Rob’s Rule #8 – Right is right. Guests will tend to veer right when approaching the buffet line so if you have a large round buffet, arrange the plates on the left and guests will then travel counterclockwise through the buffet. Buffet signage is very effective in providing instruction without being intrusive. If the arrow points to the right, hopefully the guest will go right. If you list the buffet items, you won’t be asked all night if it is chicken or fish. “What kind of chicken?” “Is it free range chicken?” “Is it organic chicken?” “Are there spices on the chicken?” “Was it a happy chicken?”…
I am frequently appalled by the lack of manners individuals use when going through a buffet. The buffet line is a means to get food. It is there for all the guests, and all the guests must share the utensils and culinary items. The following are pet peeves of mine concerning buffets:
• The buffet line goes in one direction. It starts at the end where the plates are and finishes at the opposite end. Guests look stupid when they go in the wrong direction or decide to skip some items and butt in front of guests to get another. In order for everyone to eat on a timely basis, keep your personal conversations at a minimum and don’t stop and chat while others are waiting behind you. It is perfectly acceptable to say, “It is so good to see you. Let me get through the buffet line and set this plate down and then we can catch up!”
• Never carry your drink through the buffet line. You have to set it down, and it is poor hygiene to do so on a table where everyone gets their food items. GROSS! And it is inevitable that people will spill their coffee or drink in front of everyone while they try to manage a plate and a beverage simultaneously. It really makes the individual look uncoordinated.
• Every food item has a utensil or serving spoon for you to serve yourself. You use this utensil for that food item only. I have seen individuals use a spoon intended for one item and pick up another food item, or use a spoon for mashed potatoes to drizzle on some gravy or sauce … Yuck! Not only is that mixing culinary flavors, it is just plain unsafe with all the food allergies going on today. If you cannot be patient enough for the person in front of you to finish before grasping the next item, you should eat a small snack prior to coming to the event.

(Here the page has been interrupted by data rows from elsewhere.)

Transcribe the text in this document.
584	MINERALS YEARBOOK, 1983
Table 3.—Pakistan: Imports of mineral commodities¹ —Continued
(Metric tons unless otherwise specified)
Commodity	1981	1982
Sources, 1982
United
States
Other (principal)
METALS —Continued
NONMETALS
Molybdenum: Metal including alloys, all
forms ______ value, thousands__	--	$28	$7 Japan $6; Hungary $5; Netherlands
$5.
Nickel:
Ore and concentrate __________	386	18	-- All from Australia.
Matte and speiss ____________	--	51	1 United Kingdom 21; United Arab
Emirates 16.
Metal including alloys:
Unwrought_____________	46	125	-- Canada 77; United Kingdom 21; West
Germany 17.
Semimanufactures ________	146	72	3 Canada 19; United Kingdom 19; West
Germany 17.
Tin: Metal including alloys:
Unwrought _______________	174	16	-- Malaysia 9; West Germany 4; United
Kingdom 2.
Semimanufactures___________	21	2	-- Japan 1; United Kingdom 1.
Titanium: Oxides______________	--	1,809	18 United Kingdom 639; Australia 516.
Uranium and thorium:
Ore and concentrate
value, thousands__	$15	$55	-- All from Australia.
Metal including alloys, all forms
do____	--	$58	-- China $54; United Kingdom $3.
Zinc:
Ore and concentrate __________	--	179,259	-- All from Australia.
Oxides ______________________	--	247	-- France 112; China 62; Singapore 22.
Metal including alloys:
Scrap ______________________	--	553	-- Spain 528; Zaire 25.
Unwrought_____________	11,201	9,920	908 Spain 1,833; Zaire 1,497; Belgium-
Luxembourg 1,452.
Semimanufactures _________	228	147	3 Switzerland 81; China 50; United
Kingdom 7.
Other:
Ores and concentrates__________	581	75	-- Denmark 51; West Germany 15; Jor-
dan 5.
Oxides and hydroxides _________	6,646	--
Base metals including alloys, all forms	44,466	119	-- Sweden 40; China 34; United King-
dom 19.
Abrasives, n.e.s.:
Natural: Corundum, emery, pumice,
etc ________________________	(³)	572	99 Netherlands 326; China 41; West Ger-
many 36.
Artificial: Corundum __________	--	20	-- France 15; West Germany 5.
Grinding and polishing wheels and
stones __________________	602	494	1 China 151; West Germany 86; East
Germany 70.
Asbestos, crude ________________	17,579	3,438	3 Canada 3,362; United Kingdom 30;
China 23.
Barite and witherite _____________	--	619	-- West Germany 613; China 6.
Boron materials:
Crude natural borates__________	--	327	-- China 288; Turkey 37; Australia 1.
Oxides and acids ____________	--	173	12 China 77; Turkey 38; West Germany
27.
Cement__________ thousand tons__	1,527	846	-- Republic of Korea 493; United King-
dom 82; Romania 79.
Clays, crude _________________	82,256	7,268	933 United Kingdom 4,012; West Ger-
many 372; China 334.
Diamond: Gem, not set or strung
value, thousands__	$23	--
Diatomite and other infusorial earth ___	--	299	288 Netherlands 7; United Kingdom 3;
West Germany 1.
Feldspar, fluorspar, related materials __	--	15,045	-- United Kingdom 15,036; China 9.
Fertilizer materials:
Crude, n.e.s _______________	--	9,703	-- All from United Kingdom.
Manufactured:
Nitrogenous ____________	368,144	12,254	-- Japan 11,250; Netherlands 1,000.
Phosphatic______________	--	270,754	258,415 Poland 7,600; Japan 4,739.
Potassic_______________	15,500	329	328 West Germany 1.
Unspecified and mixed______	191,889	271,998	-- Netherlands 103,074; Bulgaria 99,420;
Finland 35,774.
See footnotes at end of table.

• Personal items such as your purse, notebook, briefcase or backpack are never to be placed on a buffet table or station, even for a moment while you need to find a business card or heap your plate full. And used plates, flatware and napkins should NEVER be placed on the buffet table. It is the host’s responsibility to have servers clearing tables or have trays set up for dirty items. Leave your plate where it is if you don’t know what to do with it.

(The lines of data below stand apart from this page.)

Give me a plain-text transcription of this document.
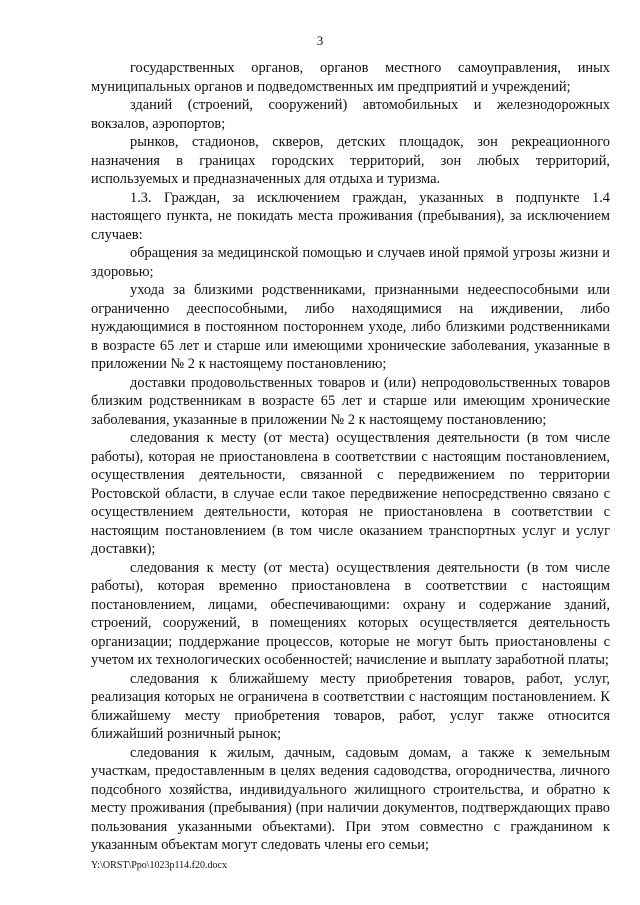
3

государственных органов, органов местного самоуправления, иных муниципальных органов и подведомственных им предприятий и учреждений;

зданий (строений, сооружений) автомобильных и железнодорожных вокзалов, аэропортов;

рынков, стадионов, скверов, детских площадок, зон рекреационного назначения в границах городских территорий, зон любых территорий, используемых и предназначенных для отдыха и туризма.

1.3. Граждан, за исключением граждан, указанных в подпункте 1.4 настоящего пункта, не покидать места проживания (пребывания), за исключением случаев:

обращения за медицинской помощью и случаев иной прямой угрозы жизни и здоровью;

ухода за близкими родственниками, признанными недееспособными или ограниченно дееспособными, либо находящимися на иждивении, либо нуждающимися в постоянном постороннем уходе, либо близкими родственниками в возрасте 65 лет и старше или имеющими хронические заболевания, указанные в приложении № 2 к настоящему постановлению;

доставки продовольственных товаров и (или) непродовольственных товаров близким родственникам в возрасте 65 лет и старше или имеющим хронические заболевания, указанные в приложении № 2 к настоящему постановлению;

следования к месту (от места) осуществления деятельности (в том числе работы), которая не приостановлена в соответствии с настоящим постановлением, осуществления деятельности, связанной с передвижением по территории Ростовской области, в случае если такое передвижение непосредственно связано с осуществлением деятельности, которая не приостановлена в соответствии с настоящим постановлением (в том числе оказанием транспортных услуг и услуг доставки);

следования к месту (от места) осуществления деятельности (в том числе работы), которая временно приостановлена в соответствии с настоящим постановлением, лицами, обеспечивающими: охрану и содержание зданий, строений, сооружений, в помещениях которых осуществляется деятельность организации; поддержание процессов, которые не могут быть приостановлены с учетом их технологических особенностей; начисление и выплату заработной платы;

следования к ближайшему месту приобретения товаров, работ, услуг, реализация которых не ограничена в соответствии с настоящим постановлением. К ближайшему месту приобретения товаров, работ, услуг также относится ближайший розничный рынок;

следования к жилым, дачным, садовым домам, а также к земельным участкам, предоставленным в целях ведения садоводства, огородничества, личного подсобного хозяйства, индивидуального жилищного строительства, и обратно к месту проживания (пребывания) (при наличии документов, подтверждающих право пользования указанными объектами). При этом совместно с гражданином к указанным объектам могут следовать члены его семьи;

Y:\ORST\Ppo\1023p114.f20.docx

• You should never eat directly from the buffet with your fingers, or nibble as you go down the buffet line. It is disgusting. I have had individuals argue with me that they are not hurting anyone by eating a cube of cheese or one item that they picked up out of a pan. I then point out that the same hand they just touched their mouth with is touching all the serving utensils down the buffet, and they have successfully cross-contaminated everything in the room. If you cannot control yourself enough to wait until you reach the table to eat, call Jenny Craig and get some counseling.